Implementing Aggregate Planning in a Supply Chain in Practice

  1. Think beyond the enterprise to the entire supply chain. Most aggregate planning today takes only the enterprise as its breadth of scope. However, many factors outside the enter­prise and throughout the supply chain can affect the optimal aggregate plan dramatically. There­fore, avoid the trap of thinking only about your own enterprise when planning. Work with downstream partners to produce forecasts, with upstream partners to determine constraints, and with any other supply chain entities that can improve the quality of the inputs into the aggregate plan. The plan is only as good as the quality of the inputs, so using the supply chain to increase the quality of the inputs will greatly improve the quality of the aggregate plan. Also make sure to communicate the aggregate plan to all supply chain partners who will be affected by it.
  2. Make plans flexible, because forecasts are always inaccurate. Aggregate plans are based on forecasts of future demand. Given that these forecasts are always inaccurate to some degree, the aggregate plan needs to have some flexibility built into it if it is to be useful. By building flexibility into the plan, when future demand changes or other changes occur, such as increases in costs, the plan can adjust appropriately to handle the new situation.

How do we create this flexibility? In addition to the suggestions earlier in the chapter, we recommend that a manager perform sensitivity analysis on the inputs into an aggregate plan. For example, if the plan recommends expanding expensive capacity while facing uncertain demand, examine the outcome of a new aggregate plan when demand is higher and lower than expected. If this examination reveals a small savings from expanding capacity when demand is high but a large increase in cost when demand is lower than expected, deciding to postpone the capacity investment decision is a potentially attractive option. Using sensitivity analysis on the inputs into the aggregate plan enables a planner to choose the best solution for the range of possibilities that could occur.

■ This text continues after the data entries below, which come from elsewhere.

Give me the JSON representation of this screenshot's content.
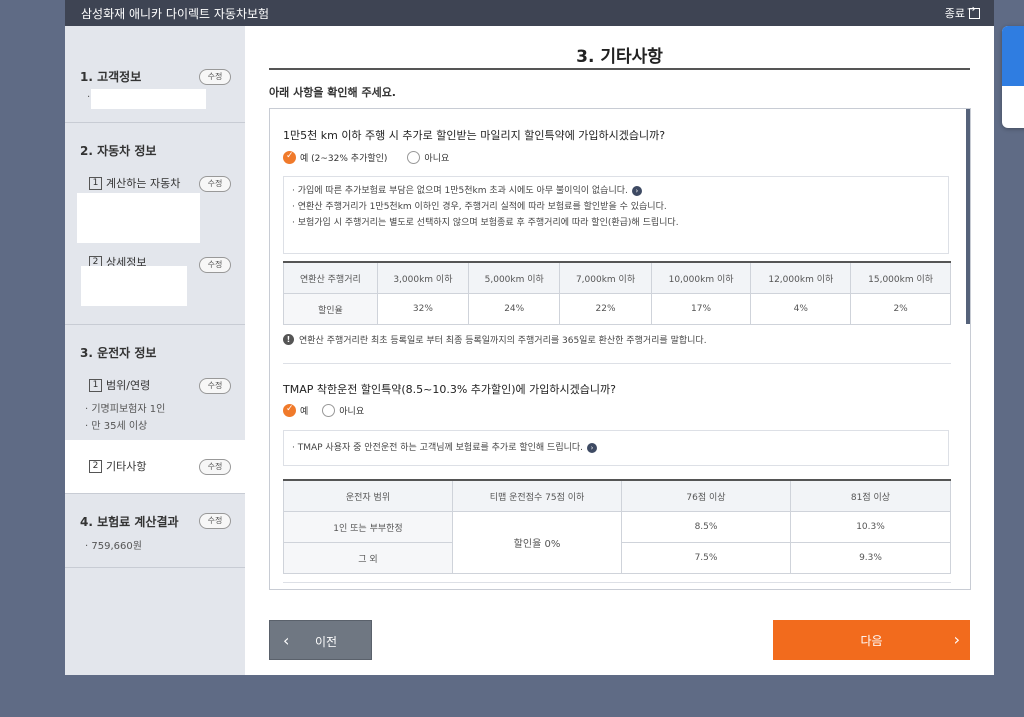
{
  "app": {
    "title": "삼성화재 애니카 다이렉트 자동차보험",
    "exit_label": "종료"
  },
  "sidebar": {
    "sections": [
      {
        "title": "1. 고객정보",
        "edit": "수정"
      },
      {
        "title": "2. 자동차 정보",
        "items": [
          {
            "num": "1",
            "label": "계산하는 자동차",
            "edit": "수정"
          },
          {
            "num": "2",
            "label": "상세정보",
            "edit": "수정"
          }
        ]
      },
      {
        "title": "3. 운전자 정보",
        "items": [
          {
            "num": "1",
            "label": "범위/연령",
            "edit": "수정",
            "details": [
              "· 기명피보험자 1인",
              "· 만 35세 이상"
            ]
          },
          {
            "num": "2",
            "label": "기타사항",
            "edit": "수정"
          }
        ]
      },
      {
        "title": "4. 보험료 계산결과",
        "edit": "수정",
        "details": [
          "· 759,660원"
        ]
      }
    ]
  },
  "main": {
    "title": "3. 기타사항",
    "confirm_msg": "아래 사항을 확인해 주세요.",
    "q1": {
      "title": "1만5천 km 이하 주행 시 추가로 할인받는 마일리지 할인특약에 가입하시겠습니까?",
      "yes": "예 (2~32% 추가할인)",
      "no": "아니요",
      "info": [
        "· 가입에 따른 추가보험료 부담은 없으며 1만5천km 초과 시에도 아무 불이익이 없습니다.",
        "· 연환산 주행거리가 1만5천km 이하인 경우, 주행거리 실적에 따라 보험료를 할인받을 수 있습니다.",
        "· 보험가입 시 주행거리는 별도로 선택하지 않으며 보험종료 후 주행거리에 따라 할인(환급)해 드립니다."
      ],
      "table": {
        "headers": [
          "연환산 주행거리",
          "3,000km 이하",
          "5,000km 이하",
          "7,000km 이하",
          "10,000km 이하",
          "12,000km 이하",
          "15,000km 이하"
        ],
        "row": [
          "할인율",
          "32%",
          "24%",
          "22%",
          "17%",
          "4%",
          "2%"
        ]
      },
      "notice": "연환산 주행거리란 최초 등록일로 부터 최종 등록일까지의 주행거리를 365일로 환산한 주행거리를 말합니다."
    },
    "q2": {
      "title": "TMAP 착한운전 할인특약(8.5~10.3% 추가할인)에 가입하시겠습니까?",
      "yes": "예",
      "no": "아니요",
      "info": "· TMAP 사용자 중 안전운전 하는 고객님께 보험료를 추가로 할인해 드립니다.",
      "table": {
        "headers": [
          "운전자 범위",
          "티맵 운전점수 75점 이하",
          "76점 이상",
          "81점 이상"
        ],
        "rows": [
          {
            "label": "1인 또는 부부한정",
            "v76": "8.5%",
            "v81": "10.3%"
          },
          {
            "label": "그 외",
            "v76": "7.5%",
            "v81": "9.3%"
          }
        ],
        "merged": "할인율 0%"
      }
    },
    "prev_label": "이전",
    "next_label": "다음"
  },
  "colors": {
    "accent": "#f26b1d",
    "radio_on": "#f07a2b",
    "topbar": "#3e4453",
    "backdrop": "#5f6b85"
  }
}
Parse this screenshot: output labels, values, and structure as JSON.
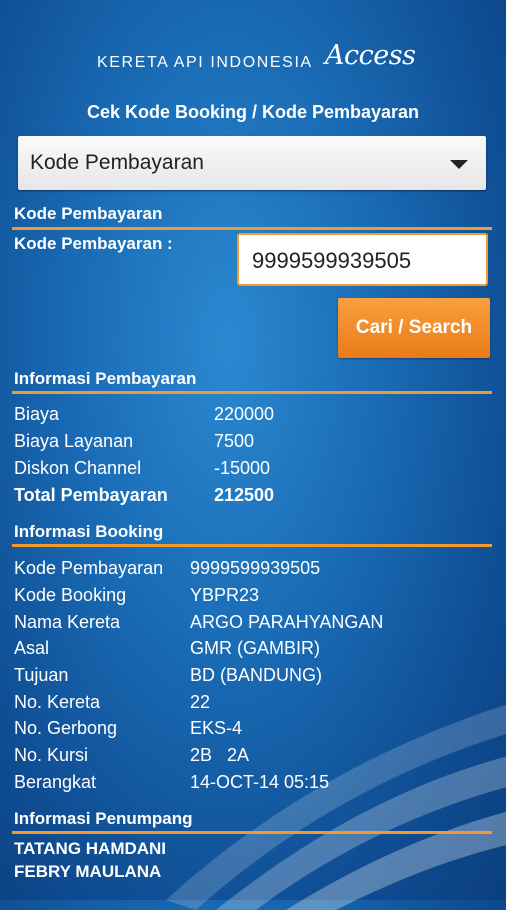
{
  "brand": {
    "text": "KERETA API INDONESIA",
    "access": "Access"
  },
  "page_title": "Cek Kode Booking / Kode Pembayaran",
  "search_type": {
    "selected": "Kode Pembayaran"
  },
  "search": {
    "section_title": "Kode Pembayaran",
    "field_label": "Kode Pembayaran :",
    "value": "9999599939505",
    "button_label": "Cari / Search"
  },
  "payment": {
    "title": "Informasi Pembayaran",
    "rows": [
      {
        "label": "Biaya",
        "value": "220000"
      },
      {
        "label": "Biaya Layanan",
        "value": "7500"
      },
      {
        "label": "Diskon Channel",
        "value": "-15000"
      },
      {
        "label": "Total Pembayaran",
        "value": "212500"
      }
    ]
  },
  "booking": {
    "title": "Informasi Booking",
    "rows": [
      {
        "label": "Kode Pembayaran",
        "value": "9999599939505"
      },
      {
        "label": "Kode Booking",
        "value": "YBPR23"
      },
      {
        "label": "Nama Kereta",
        "value": "ARGO PARAHYANGAN"
      },
      {
        "label": "Asal",
        "value": "GMR (GAMBIR)"
      },
      {
        "label": "Tujuan",
        "value": "BD (BANDUNG)"
      },
      {
        "label": "No. Kereta",
        "value": "22"
      },
      {
        "label": "No. Gerbong",
        "value": "EKS-4"
      },
      {
        "label": "No. Kursi",
        "value": "2B   2A"
      },
      {
        "label": "Berangkat",
        "value": "14-OCT-14 05:15"
      }
    ]
  },
  "passengers": {
    "title": "Informasi Penumpang",
    "names": [
      "TATANG HAMDANI",
      "FEBRY MAULANA"
    ]
  },
  "colors": {
    "accent": "#f29a2e",
    "background": "#1a6cb6",
    "button": "#ee8320"
  }
}
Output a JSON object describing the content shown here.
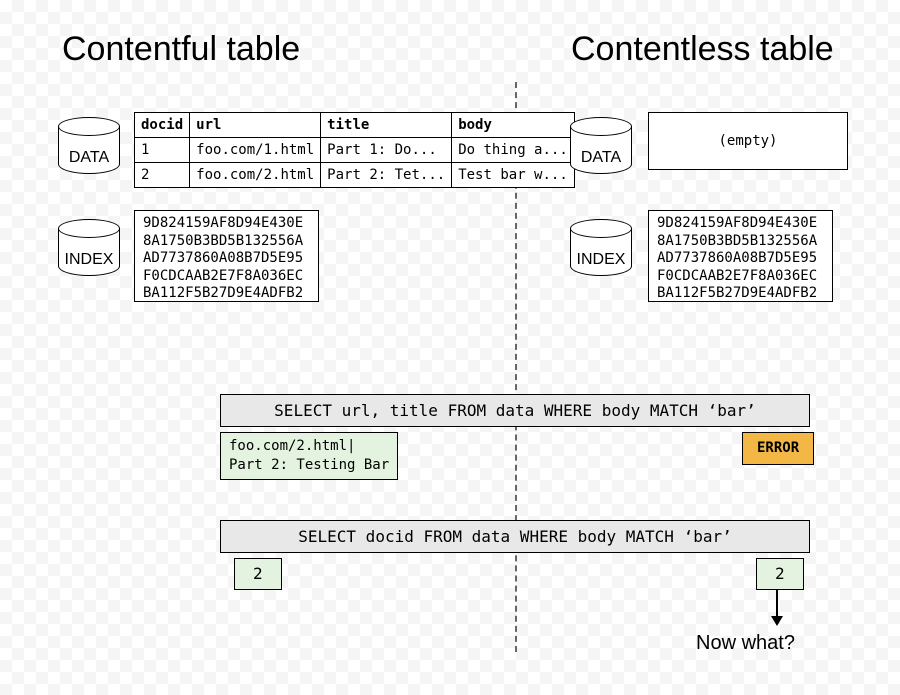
{
  "headings": {
    "left": "Contentful table",
    "right": "Contentless table"
  },
  "cylinders": {
    "data": "DATA",
    "index": "INDEX"
  },
  "empty_label": "(empty)",
  "table": {
    "headers": [
      "docid",
      "url",
      "title",
      "body"
    ],
    "rows": [
      [
        "1",
        "foo.com/1.html",
        "Part 1: Do...",
        "Do thing a..."
      ],
      [
        "2",
        "foo.com/2.html",
        "Part 2: Tet...",
        "Test bar w..."
      ]
    ]
  },
  "index_dump": "9D824159AF8D94E430E\n8A1750B3BD5B132556A\nAD7737860A08B7D5E95\nF0CDCAAB2E7F8A036EC\nBA112F5B27D9E4ADFB2",
  "queries": {
    "q1": "SELECT url, title FROM data WHERE body MATCH ‘bar’",
    "q2": "SELECT docid FROM data WHERE body MATCH ‘bar’"
  },
  "results": {
    "q1_left": "foo.com/2.html|\nPart 2: Testing Bar",
    "q1_right": "ERROR",
    "q2_left": "2",
    "q2_right": "2"
  },
  "now_what": "Now what?"
}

  1. Rerun the aggregate plan as new data emerge. As we have mentioned, aggregate plans provide a map for the next 3 to 18 months. This does not mean that a firm should run aggre­gate plans only once every 3 to 18 months. As inputs such as demand forecasts change, managers should use the latest values of these inputs and rerun the aggregate plan. Be careful, however, to modify plans in a way that limits volatility.
  2. Use aggregate planning as capacity utilization increases. Surprisingly, many com­panies do not create aggregate plans and instead rely solely on orders from their distributors or warehouses to determine their production schedules. These orders are driven either by actual demand or through inventory management algorithms. If a company has no trouble meeting demand efficiently this way, then the lack of aggregate planning may not harm the company sig­nificantly. However, when utilization becomes high and capacity is an issue, relying on orders to set the production schedule can lead to shortages and delays. When utilization is high, aggregate planning helps the firm effectively meet the forecasted demand.